4.7 Additive based Coatings
Additive such as pigments were added in PUs coatings to improve mechanical and anti-rusting properties [ 98 , 99 ]. NPs gain more attention for this purpose [ 100 ]. There is a direct relation between the Tg of coating and the interaction of resin with the NPs. NPs could increase the Tg of the coating when the resin is chemically bonded to it. NPs, might be migrated to the surface of coating or remain in the bulk, which depends upon the surface nature of NPs [ 101 ]. The tensile strength, modulus, hardness and abrasion resistance of the PU coatings has been enhanced by the addition of silica NPs [ 102 ]. Similarly, Ag NPs significantly improved the mechanical properties of the PU coating [ 103 ]. To enhance the anticorrosion properties, Cr2O3NPs are generally used in the organic coatings [ 104 ]. The nanoclay such as montmorillonite is stable at high temperature; better compacting strength and good flame retardant properties were used to prepare many polymers [ 105 – 107 ]. However, nanoclay is hydrophilic in nature which promotes to insufficient interfacial adhesion between the nanoclay filler and polymer matrix [ 108 , 109 ]. NCC possesses higher mechanical properties than Kevlar. Due to its high tensile strength, they are utilized to enhance PUs coating performance [ 110 – 113 ].

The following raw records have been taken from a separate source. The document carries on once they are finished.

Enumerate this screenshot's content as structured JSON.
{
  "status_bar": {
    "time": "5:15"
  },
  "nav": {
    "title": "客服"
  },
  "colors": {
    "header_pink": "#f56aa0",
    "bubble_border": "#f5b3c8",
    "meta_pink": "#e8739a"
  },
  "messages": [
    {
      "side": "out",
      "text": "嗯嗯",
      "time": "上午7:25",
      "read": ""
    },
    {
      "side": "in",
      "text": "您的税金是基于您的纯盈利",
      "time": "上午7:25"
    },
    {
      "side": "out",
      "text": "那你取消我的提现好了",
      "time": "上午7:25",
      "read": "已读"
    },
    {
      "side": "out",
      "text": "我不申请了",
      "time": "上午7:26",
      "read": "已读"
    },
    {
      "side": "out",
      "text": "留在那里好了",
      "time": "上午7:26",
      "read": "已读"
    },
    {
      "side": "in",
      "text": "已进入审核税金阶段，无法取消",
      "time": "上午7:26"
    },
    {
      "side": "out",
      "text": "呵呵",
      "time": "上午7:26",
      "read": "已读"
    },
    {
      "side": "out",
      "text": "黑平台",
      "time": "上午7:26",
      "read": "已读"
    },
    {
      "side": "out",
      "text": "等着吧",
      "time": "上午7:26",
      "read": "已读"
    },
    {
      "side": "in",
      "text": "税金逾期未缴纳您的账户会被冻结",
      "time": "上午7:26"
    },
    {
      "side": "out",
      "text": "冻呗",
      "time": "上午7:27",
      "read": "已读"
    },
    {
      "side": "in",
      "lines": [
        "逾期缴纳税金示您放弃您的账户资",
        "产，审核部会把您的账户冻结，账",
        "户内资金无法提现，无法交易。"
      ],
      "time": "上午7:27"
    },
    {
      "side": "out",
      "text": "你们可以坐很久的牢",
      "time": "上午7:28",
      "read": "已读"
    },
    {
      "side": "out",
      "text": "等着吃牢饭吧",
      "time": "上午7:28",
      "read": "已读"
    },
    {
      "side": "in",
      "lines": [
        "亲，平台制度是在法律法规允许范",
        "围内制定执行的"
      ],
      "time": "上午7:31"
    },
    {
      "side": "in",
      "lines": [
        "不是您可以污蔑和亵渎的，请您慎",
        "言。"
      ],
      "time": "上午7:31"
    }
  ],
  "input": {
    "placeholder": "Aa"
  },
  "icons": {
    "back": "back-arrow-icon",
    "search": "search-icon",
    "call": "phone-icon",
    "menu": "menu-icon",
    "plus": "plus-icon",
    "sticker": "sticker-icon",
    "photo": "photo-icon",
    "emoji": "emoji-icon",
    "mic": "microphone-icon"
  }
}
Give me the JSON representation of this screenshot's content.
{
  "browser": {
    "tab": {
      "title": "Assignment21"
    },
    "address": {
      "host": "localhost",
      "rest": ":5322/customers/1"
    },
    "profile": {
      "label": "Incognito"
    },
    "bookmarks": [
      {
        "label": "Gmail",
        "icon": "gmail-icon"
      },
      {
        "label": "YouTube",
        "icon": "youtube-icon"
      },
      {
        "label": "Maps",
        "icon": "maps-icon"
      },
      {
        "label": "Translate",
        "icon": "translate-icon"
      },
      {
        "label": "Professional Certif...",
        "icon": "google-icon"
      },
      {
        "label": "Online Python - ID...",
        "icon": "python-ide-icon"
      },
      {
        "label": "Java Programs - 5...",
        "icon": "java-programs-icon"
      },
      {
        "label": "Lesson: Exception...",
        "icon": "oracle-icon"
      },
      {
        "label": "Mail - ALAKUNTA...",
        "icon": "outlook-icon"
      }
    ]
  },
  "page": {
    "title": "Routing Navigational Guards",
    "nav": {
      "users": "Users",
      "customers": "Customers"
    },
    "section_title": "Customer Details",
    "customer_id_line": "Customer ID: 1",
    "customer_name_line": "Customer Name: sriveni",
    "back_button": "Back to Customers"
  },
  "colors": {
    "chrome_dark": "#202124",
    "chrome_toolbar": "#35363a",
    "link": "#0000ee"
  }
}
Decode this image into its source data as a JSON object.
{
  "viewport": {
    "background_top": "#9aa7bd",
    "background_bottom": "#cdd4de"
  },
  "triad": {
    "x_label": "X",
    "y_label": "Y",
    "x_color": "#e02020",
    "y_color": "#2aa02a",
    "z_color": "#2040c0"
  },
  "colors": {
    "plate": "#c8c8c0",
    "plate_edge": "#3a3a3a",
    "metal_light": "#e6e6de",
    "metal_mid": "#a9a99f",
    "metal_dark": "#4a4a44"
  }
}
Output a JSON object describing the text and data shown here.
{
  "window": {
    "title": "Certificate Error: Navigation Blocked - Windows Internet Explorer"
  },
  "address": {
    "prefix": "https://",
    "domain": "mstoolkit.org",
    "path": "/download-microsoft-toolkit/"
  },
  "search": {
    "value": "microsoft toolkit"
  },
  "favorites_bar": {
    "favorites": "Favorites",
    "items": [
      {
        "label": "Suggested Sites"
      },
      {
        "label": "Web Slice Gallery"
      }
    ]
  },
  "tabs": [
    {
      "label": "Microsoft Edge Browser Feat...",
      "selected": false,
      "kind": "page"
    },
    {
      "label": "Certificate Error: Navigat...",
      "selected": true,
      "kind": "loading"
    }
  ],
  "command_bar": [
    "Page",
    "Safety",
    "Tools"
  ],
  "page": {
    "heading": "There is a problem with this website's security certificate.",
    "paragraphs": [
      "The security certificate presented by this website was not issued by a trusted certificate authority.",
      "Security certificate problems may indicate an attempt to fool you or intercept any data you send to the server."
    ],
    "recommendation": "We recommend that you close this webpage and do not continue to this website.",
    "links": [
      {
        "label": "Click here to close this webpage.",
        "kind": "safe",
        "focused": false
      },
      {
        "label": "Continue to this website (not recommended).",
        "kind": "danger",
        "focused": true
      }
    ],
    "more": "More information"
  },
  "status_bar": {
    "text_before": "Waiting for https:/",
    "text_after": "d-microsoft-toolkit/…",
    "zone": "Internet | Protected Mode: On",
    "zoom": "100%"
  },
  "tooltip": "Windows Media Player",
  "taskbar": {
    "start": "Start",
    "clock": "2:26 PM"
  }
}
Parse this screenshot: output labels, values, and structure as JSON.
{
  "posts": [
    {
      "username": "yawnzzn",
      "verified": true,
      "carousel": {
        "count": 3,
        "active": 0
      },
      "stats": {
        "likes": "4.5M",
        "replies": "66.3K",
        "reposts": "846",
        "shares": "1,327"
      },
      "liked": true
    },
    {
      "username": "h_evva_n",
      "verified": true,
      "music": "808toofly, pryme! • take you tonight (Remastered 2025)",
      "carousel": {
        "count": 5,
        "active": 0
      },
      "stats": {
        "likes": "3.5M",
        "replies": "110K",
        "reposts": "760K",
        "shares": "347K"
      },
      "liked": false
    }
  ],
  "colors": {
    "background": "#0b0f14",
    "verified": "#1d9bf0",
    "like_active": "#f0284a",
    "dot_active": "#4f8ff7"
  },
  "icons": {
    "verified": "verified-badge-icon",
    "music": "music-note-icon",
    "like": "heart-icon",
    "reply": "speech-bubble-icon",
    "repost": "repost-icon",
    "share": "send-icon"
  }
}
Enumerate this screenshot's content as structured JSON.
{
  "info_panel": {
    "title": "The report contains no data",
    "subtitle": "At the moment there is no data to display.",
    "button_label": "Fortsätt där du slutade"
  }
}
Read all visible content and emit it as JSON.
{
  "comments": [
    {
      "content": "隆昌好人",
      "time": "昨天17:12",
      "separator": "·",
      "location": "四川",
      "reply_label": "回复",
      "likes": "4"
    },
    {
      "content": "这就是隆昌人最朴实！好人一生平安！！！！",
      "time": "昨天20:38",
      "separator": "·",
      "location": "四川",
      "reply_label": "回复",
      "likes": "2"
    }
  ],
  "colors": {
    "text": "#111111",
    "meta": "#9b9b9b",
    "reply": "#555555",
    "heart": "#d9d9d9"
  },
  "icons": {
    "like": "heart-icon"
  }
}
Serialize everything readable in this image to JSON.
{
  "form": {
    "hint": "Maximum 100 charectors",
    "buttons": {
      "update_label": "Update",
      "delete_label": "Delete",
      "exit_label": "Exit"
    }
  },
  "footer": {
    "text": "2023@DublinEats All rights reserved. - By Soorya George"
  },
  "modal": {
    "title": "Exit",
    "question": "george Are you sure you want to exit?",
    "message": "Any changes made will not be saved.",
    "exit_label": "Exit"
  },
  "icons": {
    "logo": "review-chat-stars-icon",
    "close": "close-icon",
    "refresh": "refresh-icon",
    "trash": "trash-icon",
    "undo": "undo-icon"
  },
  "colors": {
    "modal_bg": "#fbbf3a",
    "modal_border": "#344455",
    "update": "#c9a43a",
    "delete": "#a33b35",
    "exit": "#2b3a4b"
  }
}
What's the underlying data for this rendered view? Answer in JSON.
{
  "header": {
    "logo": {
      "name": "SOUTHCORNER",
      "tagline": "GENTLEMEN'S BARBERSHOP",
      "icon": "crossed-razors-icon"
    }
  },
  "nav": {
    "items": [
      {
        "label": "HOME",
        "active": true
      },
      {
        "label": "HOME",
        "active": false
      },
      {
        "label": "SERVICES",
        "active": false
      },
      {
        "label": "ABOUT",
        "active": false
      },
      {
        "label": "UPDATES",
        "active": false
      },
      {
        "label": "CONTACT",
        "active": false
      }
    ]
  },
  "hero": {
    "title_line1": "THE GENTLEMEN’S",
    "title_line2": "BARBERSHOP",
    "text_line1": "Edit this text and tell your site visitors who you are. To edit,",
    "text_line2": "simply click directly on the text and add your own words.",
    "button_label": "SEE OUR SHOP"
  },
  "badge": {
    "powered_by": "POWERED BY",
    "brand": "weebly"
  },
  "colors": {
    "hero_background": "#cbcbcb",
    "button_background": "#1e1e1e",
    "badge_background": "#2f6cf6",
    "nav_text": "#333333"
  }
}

To enhance the rusting resistance of PUs coating surface modified NPs are added [ 114 ]. Surface modification of the nano silica with an amino silane improved significantly the mechanical properties of the PU coatings [ 115 ]. The Cr2O3 NPs were modified with 3-aminopropyl trimethoxy silane so that proper dispersion made and showed increment compatibility with the PUs coating. This coating was deposited on the steel substrates and increases toughness while decrease Tg and cross-linking density [ 116 ]. These all coating applications and their precursors are mentioned in Table 4 .
CONCLUSION
Globally PU is one of the most research materials because it is easily available. It exhibit versatile coating material due to its mechanical properties such as tensile strength, modulus etc. It has been used for making paints, liquid coatings, elastomers, rigid insulated material, elastic fibers, foams which are soft and flexible and apply in biomedical field etc. Several polyols, diisocyanates, chain extenders, catalysts and additives are used for the production of PUs. For specific applications large variety of monomers are utilized to obtain PUs. Initially, most of the polyols were based on petroleum sources are used to prepare PUs but these are expensive and non ecofriendly which has increased the need for a more desirable and environment benign substitute. In this review we have focused on bio-synthesis and non isocyanate route of PUs production. This review also revealed different types of coating applications based on specific purpose such as flame retardant, UV curable, water borne etc. For further increase in performance, use of nanomaterials has been suggested. Thus, polyurethane could be considered as ecofriendly and cost effective as compared to other conventional polymers.